Montréal

Un prix pour encourager l’action collective pour défendre le droit au logement

Un prix pour encourager l’action collective pour défendre le droit au logement
Photo: Archives TC MediaFrançois Saillant, coordonnateur au FRAPRU de 1979 à 2016, a désormais un prix qui porte son nom.

En pleine pénurie de logements, le Front d’action populaire en réaménagement urbain (FRAPRU) et la Caisse d’économie solidaire souhaitent inciter les citoyens à s’impliquer davantage pour le droit au logement en instaurant le nouveau prix François Saillant.

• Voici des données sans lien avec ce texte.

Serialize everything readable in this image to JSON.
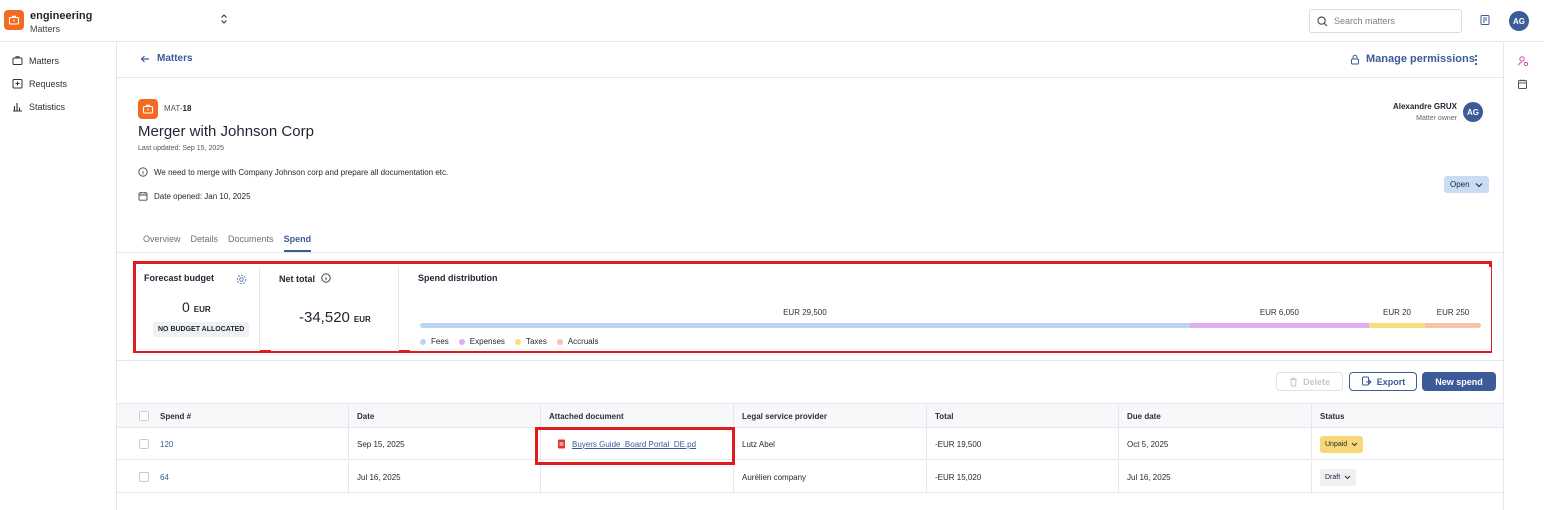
{
  "workspace": {
    "name": "engineering",
    "section": "Matters"
  },
  "search": {
    "placeholder": "Search matters"
  },
  "user": {
    "initials": "AG"
  },
  "sidebar": {
    "items": [
      {
        "label": "Matters"
      },
      {
        "label": "Requests"
      },
      {
        "label": "Statistics"
      }
    ]
  },
  "header": {
    "back_label": "Matters",
    "manage_label": "Manage permissions"
  },
  "matter": {
    "id_prefix": "MAT-",
    "id_number": "18",
    "title": "Merger with Johnson Corp",
    "last_updated": "Last updated: Sep 15, 2025",
    "description": "We need to merge with Company Johnson corp and prepare all documentation etc.",
    "date_opened": "Date opened: Jan 10, 2025",
    "owner_name": "Alexandre GRUX",
    "owner_role": "Matter owner",
    "owner_initials": "AG",
    "status": "Open"
  },
  "tabs": [
    "Overview",
    "Details",
    "Documents",
    "Spend"
  ],
  "active_tab": "Spend",
  "forecast": {
    "title": "Forecast budget",
    "value": "0",
    "currency": "EUR",
    "badge": "NO BUDGET ALLOCATED"
  },
  "net_total": {
    "title": "Net total",
    "value": "-34,520",
    "currency": "EUR"
  },
  "spend_distribution": {
    "title": "Spend distribution",
    "segments": [
      {
        "name": "Fees",
        "label": "EUR 29,500",
        "value": 29500,
        "color": "#bcd6f3"
      },
      {
        "name": "Expenses",
        "label": "EUR 6,050",
        "value": 6050,
        "color": "#dfaef0"
      },
      {
        "name": "Taxes",
        "label": "EUR 20",
        "value": 20,
        "color": "#f7de7e"
      },
      {
        "name": "Accruals",
        "label": "EUR 250",
        "value": 250,
        "color": "#f6c2a8"
      }
    ]
  },
  "toolbar": {
    "delete_label": "Delete",
    "export_label": "Export",
    "new_label": "New spend"
  },
  "table": {
    "columns": [
      "Spend #",
      "Date",
      "Attached document",
      "Legal service provider",
      "Total",
      "Due date",
      "Status"
    ],
    "rows": [
      {
        "spend": "120",
        "date": "Sep 15, 2025",
        "document": "Buyers Guide_Board Portal_DE.pd",
        "provider": "Lutz Abel",
        "total": "-EUR 19,500",
        "due": "Oct 5, 2025",
        "status": "Unpaid"
      },
      {
        "spend": "64",
        "date": "Jul 16, 2025",
        "document": "",
        "provider": "Aurélien company",
        "total": "-EUR 15,020",
        "due": "Jul 16, 2025",
        "status": "Draft"
      }
    ]
  }
}
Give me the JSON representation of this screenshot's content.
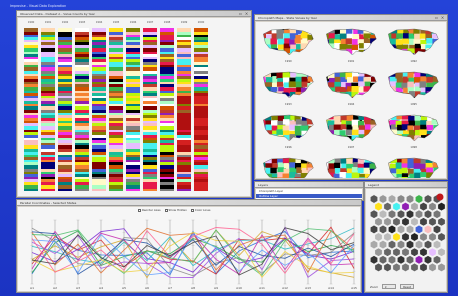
{
  "app": {
    "title": "Improvise - Visual Data Exploration"
  },
  "heatmap_window": {
    "title": "Observed Data - Dataset A - Value Counts by Year",
    "columns": [
      "1990",
      "1991",
      "1992",
      "1993",
      "1994",
      "1995",
      "1996",
      "1997",
      "1998",
      "1999",
      "2000"
    ]
  },
  "maps_window": {
    "title": "Choropleth Maps - State Values by Year",
    "labels": [
      "1990",
      "1991",
      "1992",
      "1993",
      "1994",
      "1995",
      "1996",
      "1997",
      "1998",
      "1999",
      "2000",
      "2001"
    ]
  },
  "layers_window": {
    "title": "Layers",
    "items": [
      "Choropleth Layer",
      "Outline Layer",
      "Labels Layer"
    ]
  },
  "legend_window": {
    "title": "Legend",
    "zoom_label": "Zoom",
    "reset_label": "Reset"
  },
  "parallel_window": {
    "title": "Parallel Coordinates - Selected States",
    "option1_label": "Reorder Axes",
    "option2_label": "Show Hidden",
    "option3_label": "Color Lines",
    "axes": [
      "A1",
      "A2",
      "A3",
      "A4",
      "A5",
      "A6",
      "A7",
      "A8",
      "A9",
      "A10",
      "A11",
      "A12",
      "A13",
      "A14",
      "A15"
    ]
  },
  "colors": {
    "desktop": "#1f3ad0",
    "window_frame": "#d4d0c8",
    "selection": "#3a5bc7"
  }
}
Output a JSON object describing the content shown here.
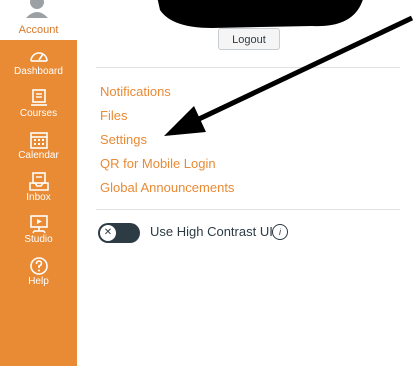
{
  "account": {
    "label": "Account"
  },
  "nav": {
    "items": [
      {
        "label": "Dashboard",
        "icon": "dashboard-icon"
      },
      {
        "label": "Courses",
        "icon": "courses-icon"
      },
      {
        "label": "Calendar",
        "icon": "calendar-icon"
      },
      {
        "label": "Inbox",
        "icon": "inbox-icon"
      },
      {
        "label": "Studio",
        "icon": "studio-icon"
      },
      {
        "label": "Help",
        "icon": "help-icon"
      }
    ]
  },
  "tray": {
    "logout_label": "Logout",
    "links": [
      {
        "label": "Notifications"
      },
      {
        "label": "Files"
      },
      {
        "label": "Settings"
      },
      {
        "label": "QR for Mobile Login"
      },
      {
        "label": "Global Announcements"
      }
    ],
    "contrast_toggle_label": "Use High Contrast UI",
    "contrast_toggle_knob": "✕",
    "info_glyph": "i"
  },
  "colors": {
    "rail": "#e98a35",
    "link": "#e98a35",
    "text": "#2d3b45"
  }
}
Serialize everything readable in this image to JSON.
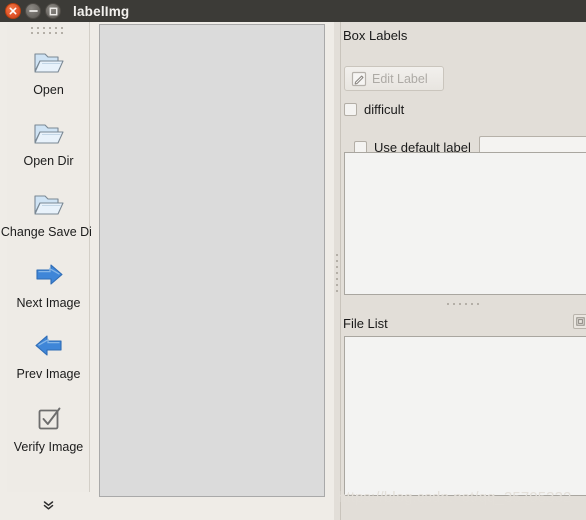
{
  "window": {
    "title": "labelImg",
    "controls": [
      {
        "name": "close",
        "glyph": "×"
      },
      {
        "name": "minimize",
        "glyph": "−"
      },
      {
        "name": "maximize",
        "glyph": "□"
      }
    ]
  },
  "toolbar": {
    "handle_name": "toolbar-drag-handle",
    "overflow_glyph": "⌄",
    "items": [
      {
        "label": "Open",
        "icon": "folder-open-icon"
      },
      {
        "label": "Open Dir",
        "icon": "folder-open-icon"
      },
      {
        "label": "Change Save Dir",
        "icon": "folder-open-icon"
      },
      {
        "label": "Next Image",
        "icon": "arrow-right-icon"
      },
      {
        "label": "Prev Image",
        "icon": "arrow-left-icon"
      },
      {
        "label": "Verify Image",
        "icon": "checkbox-checked-icon"
      }
    ]
  },
  "canvas": {
    "name": "image-canvas",
    "content": ""
  },
  "box_labels_panel": {
    "title": "Box Labels",
    "edit_label_button": {
      "label": "Edit Label",
      "icon": "edit-pencil-icon",
      "enabled": false
    },
    "difficult_checkbox": {
      "label": "difficult",
      "checked": false
    },
    "use_default_label_checkbox": {
      "label": "Use default label",
      "checked": false
    },
    "default_label_input": {
      "value": "",
      "placeholder": ""
    },
    "label_list": []
  },
  "file_list_panel": {
    "title": "File List",
    "float_button_icon": "dock-float-icon",
    "files": []
  },
  "watermark": {
    "text": "https://blog.csdn.net/qq_35705332"
  },
  "colors": {
    "titlebar": "#3c3b37",
    "window_bg": "#efece7",
    "dock_bg": "#e2ded8",
    "canvas_bg": "#dbdbdb",
    "listbox_bg": "#f3f3f2",
    "close_button": "#e2552a",
    "disabled_text": "#adaaa5",
    "folder_icon": "#b7d4ec",
    "arrow_icon": "#3b7fd4"
  }
}
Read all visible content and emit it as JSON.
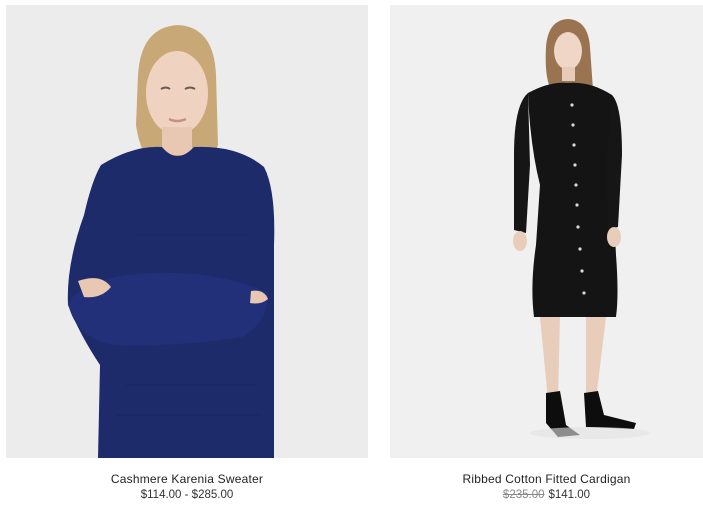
{
  "products": [
    {
      "name": "Cashmere Karenia Sweater",
      "price": "$114.00 - $285.00",
      "image_alt": "Model wearing navy cashmere sweater"
    },
    {
      "name": "Ribbed Cotton Fitted Cardigan",
      "original_price": "$235.00",
      "sale_price": "$141.00",
      "image_alt": "Model wearing black ribbed knee-length cardigan dress"
    }
  ],
  "colors": {
    "navy": "#1e2b6b",
    "black": "#141414",
    "background": "#ececec",
    "strike": "#8a8a8a"
  }
}
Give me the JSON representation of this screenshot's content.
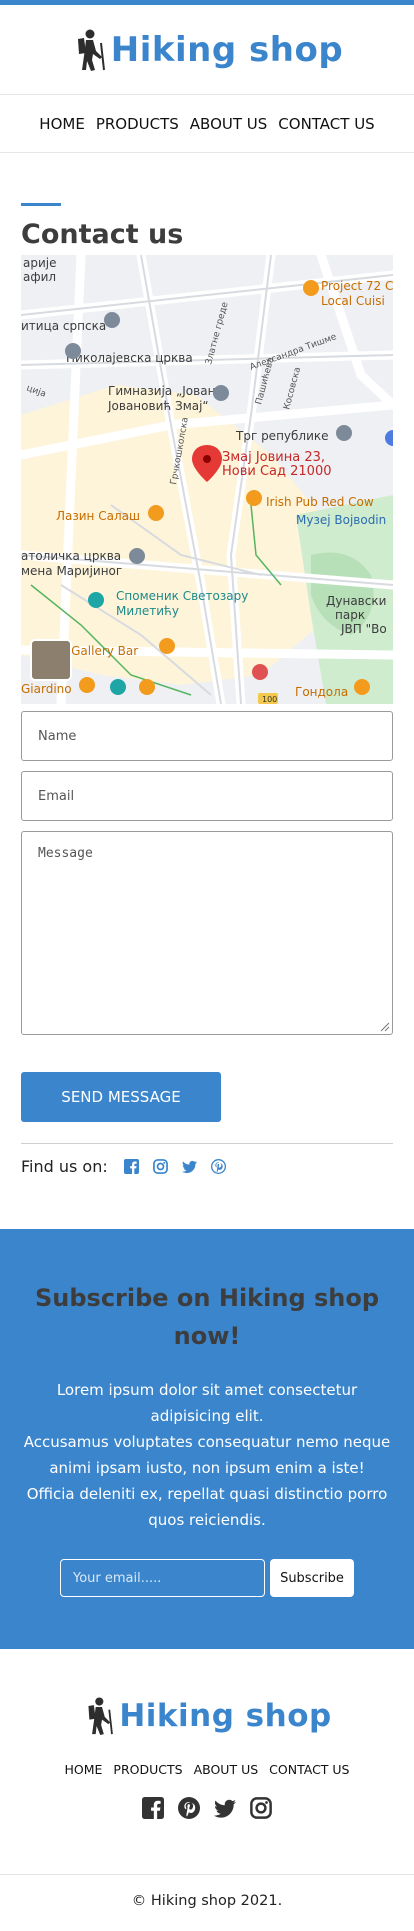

«Le prix vise à reconnaître l’action collective en faveur du droit au logement», a expliqué jeudi après-midi la porte-parole du FRAPRU, Véronique Laflamme.

«On voulait donner de la légitimité et reconnaître l’engagement des citoyens qui se mobilisent pour le droit au logement, parce qu’on sait que c’est par la mobilisation qu’on réussit à influencer les décisions publiques», a ajouté le directeur développement stratégique de la Caisse d’économie solidaire, Luc Rabouin.

Le prix François Saillant est une bourse annuelle de 5000$ qui sera remise par la Caisse d’économie solidaire à une «initiative collective qui fait la promotion du droit au logement».

Plus de détails seront donnés dès juin, alors que les organismes communautaires et collectifs de citoyens engagés pourront s’inscrire.

Le prix tient le nom de François Saillant, qui a été coordonnateur et porte-parole au FRAPRU de 1979 à 2016. Le principal intéressé s’est dit «surpris» d’avoir un prix qui porte son nom.

«Le prix va permettre de reconnaître l’action collective, parce que se loger c’est une responsabilité individuelle, mais au-delà de ça, c’est un droit et c’est une responsabilité collective. On va pouvoir reconnaître ce travail qui se fait, souvent de manière pas très visible, des comités de logement, des comités de citoyens, des associations de locataires, mais aussi parfois de petits groupes», a mentionné M. Saillant.

À l’approche du 1er juillet, le FRAPRU s’est dit très inquiet de la pénurie de logements, rappelant que dans plusieurs quartiers, le taux d’inoccupation frôle le 0%.

«On pense que la pénurie de logements vient accroître l’urgence de faire davantage en matière de logement social et communautaire, donc c’est certain que le prix vient aussi donner de la visibilité à cet enjeu-là, mais ça vient aussi souligner l’importance de s’engager pour faire avancer les luttes pour le droit au logement», a évoqué Mme Laflamme.